Capital & stamp duties
Cyprus does not have any annual capital taxes and net worth taxes and there are no significant capital and stamp duties.
Personal tax rates
The personal tax rates are progressive and reach a top marginal tax rate of 30% on income in excess of €36,300 per annum.
Reorganizations
Cyprus has fully adopted the EC Merger Directive and therefore where a transaction is a “reorganization”, it is exempt from corporate income tax, capital gains tax and transfer fees.
A reorganization generally includes a merger, division, transfer of assets and exchange of shares, involving companies that are resident in Cyprus and/or companies that are not resident in Cyprus.
Cross-border mergers and re-domiciliation of companies
Cyprus legislation allows for the merger of two or more companies, whether a merger of Cypriot or Cypriot and non-Cypriot companies and whether the Cypriot company is the surviving company or not.
Non-Cypriot companies which are allowed by their jurisdiction of incorporation to deregister in that jurisdiction and register elsewhere, can become domiciled in Cyprus. Cypriot companies are also permitted to deregister from the Cypriot Register of Companies and become domiciled in another jurisdiction.
Cross-border and domestic mergers, as well as the re-domiciliation and change in jurisdiction of tax residency, are generally tax neutral, there being no Cypriot “exit taxation” applied to such restructures.
No capital gains or income tax on the liquidation of participations or of the Cypriot company
The liquidation of participations held by a Cypriot company does not give rise to any taxes in Cyprus. Furthermore, no capital gains tax, income tax or any other taxes arise on the liquidation of a Cypriot company owned by non-resident shareholders, irrespective of the method of liquidation.
Uses of Cyprus companies
- ‘Gateway’ holding company: As an intermediary between EU and non-EU jurisdictions, as well as in combination with emerging markets such as Russia and India, a Cypriot company receives dividends from subsidiaries suffering no or little withholding tax at source in accordance with the provisions of the EC Parent-Subsidiary Directive or under Cyprus’ extensive network of double tax treaties. Disposals of shares in the subsidiaries can be made with no Cypriot tax consequences. Dividends can by paid by the Cypriot company without deduction of withholding tax.

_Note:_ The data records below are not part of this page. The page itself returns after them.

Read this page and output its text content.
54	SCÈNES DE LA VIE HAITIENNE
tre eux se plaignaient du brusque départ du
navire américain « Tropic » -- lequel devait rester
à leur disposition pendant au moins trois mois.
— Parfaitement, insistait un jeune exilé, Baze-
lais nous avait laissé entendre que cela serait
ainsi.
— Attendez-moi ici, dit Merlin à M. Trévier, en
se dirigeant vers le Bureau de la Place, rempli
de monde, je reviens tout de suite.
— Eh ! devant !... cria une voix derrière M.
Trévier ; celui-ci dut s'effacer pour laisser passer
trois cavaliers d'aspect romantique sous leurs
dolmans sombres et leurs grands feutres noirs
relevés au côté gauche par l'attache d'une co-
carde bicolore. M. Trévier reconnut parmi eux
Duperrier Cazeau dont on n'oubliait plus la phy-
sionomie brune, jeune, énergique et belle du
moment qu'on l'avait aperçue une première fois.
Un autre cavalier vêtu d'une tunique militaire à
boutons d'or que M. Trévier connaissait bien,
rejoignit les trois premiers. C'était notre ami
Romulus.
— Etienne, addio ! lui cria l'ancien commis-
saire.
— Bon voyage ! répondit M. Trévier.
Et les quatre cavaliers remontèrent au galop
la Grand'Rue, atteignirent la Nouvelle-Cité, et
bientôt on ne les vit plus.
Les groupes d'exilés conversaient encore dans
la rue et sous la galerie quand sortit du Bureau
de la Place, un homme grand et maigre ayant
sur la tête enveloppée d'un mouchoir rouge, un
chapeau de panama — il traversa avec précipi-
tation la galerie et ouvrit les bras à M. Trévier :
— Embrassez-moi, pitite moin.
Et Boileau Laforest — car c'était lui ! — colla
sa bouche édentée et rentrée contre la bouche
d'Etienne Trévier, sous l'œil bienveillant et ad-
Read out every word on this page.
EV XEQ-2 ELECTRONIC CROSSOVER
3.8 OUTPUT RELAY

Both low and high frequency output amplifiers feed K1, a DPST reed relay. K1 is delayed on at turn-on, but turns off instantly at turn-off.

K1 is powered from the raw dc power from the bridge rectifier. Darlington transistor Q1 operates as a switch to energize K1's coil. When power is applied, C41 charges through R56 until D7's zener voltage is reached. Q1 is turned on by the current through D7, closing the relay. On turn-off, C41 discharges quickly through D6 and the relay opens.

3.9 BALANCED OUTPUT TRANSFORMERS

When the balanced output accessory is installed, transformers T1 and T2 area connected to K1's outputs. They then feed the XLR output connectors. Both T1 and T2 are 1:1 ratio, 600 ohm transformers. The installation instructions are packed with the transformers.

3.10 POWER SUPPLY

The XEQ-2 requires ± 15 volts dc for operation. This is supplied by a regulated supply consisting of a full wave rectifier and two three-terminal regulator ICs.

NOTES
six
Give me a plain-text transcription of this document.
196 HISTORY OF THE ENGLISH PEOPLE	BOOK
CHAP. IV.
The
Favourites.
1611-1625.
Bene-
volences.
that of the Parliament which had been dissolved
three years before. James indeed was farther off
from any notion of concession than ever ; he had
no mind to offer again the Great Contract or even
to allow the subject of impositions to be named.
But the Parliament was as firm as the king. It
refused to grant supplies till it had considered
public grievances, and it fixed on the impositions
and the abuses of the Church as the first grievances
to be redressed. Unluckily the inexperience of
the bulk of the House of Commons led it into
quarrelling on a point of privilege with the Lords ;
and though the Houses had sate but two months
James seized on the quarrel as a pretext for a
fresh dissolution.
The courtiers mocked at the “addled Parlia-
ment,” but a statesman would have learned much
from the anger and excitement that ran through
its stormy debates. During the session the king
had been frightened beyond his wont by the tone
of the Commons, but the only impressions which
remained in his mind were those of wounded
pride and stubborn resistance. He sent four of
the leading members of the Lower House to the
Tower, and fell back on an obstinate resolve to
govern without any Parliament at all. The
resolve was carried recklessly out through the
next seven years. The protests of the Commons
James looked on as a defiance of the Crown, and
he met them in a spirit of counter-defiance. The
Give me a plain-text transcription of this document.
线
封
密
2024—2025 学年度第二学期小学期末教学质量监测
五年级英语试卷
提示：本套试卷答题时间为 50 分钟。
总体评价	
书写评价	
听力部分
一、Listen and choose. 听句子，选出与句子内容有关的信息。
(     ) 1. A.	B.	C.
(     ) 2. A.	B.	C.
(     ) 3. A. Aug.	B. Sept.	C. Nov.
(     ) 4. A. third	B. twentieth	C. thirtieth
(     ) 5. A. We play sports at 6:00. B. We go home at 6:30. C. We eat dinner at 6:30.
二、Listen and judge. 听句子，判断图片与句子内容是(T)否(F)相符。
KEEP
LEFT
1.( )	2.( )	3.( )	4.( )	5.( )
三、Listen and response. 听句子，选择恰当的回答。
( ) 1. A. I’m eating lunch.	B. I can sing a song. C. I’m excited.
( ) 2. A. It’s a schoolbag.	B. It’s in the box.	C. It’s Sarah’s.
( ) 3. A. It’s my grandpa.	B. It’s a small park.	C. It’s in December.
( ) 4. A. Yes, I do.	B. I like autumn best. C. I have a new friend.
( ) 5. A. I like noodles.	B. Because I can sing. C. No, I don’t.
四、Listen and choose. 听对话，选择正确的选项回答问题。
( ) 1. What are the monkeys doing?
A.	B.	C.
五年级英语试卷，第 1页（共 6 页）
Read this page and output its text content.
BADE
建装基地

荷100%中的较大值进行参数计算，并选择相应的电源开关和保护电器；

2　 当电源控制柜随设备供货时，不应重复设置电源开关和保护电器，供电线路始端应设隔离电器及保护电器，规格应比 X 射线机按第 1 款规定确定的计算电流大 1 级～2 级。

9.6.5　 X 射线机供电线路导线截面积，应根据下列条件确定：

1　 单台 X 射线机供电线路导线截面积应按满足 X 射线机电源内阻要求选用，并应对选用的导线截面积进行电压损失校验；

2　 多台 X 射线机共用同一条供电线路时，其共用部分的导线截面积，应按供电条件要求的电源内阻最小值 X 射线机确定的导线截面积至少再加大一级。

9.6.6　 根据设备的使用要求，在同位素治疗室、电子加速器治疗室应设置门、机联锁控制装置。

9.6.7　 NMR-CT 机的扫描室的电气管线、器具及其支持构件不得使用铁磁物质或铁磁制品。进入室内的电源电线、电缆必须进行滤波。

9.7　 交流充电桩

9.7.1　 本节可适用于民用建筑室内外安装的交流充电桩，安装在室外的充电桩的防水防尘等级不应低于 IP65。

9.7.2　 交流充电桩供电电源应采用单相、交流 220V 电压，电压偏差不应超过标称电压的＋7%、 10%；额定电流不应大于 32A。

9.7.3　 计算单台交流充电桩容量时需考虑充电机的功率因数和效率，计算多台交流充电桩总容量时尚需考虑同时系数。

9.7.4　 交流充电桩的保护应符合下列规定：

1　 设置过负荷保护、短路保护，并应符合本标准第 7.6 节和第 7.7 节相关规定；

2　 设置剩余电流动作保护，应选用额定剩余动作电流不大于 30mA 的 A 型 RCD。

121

- Finance company: Undertaking a group financing function, a Cypriot company can receive interest income suffering no or little withholding tax at source, in accordance with the provisions of the EC Interest & Royalties Directive or under Cyprus’ extensive network of double tax treaties and pay interest without deduction of withholding tax. The net profits would be taxable at 10%.
- Investment trading company: Profits from the disposal of securities; shares, bonds, debentures and options, are exempt from tax irrespective of whether this profit forms part of a company’s trading activity or is capital in nature.
- Intellectual property holding company: Royalty income can be derived suffering no or little withholding tax at source in accordance with the provisions of the EC Interest & Royalties Directive or under Cyprus’ extensive network of double tax treaties.
- Ship owning and/or ship management company: Specific tax exemptions apply to companies owning Cyprus flagged ships or providing ship management services.
- Company for oil & gas exploration: Combined with the permanent establishment exemption, often the exploration activity can be undertaken in a tax free manner.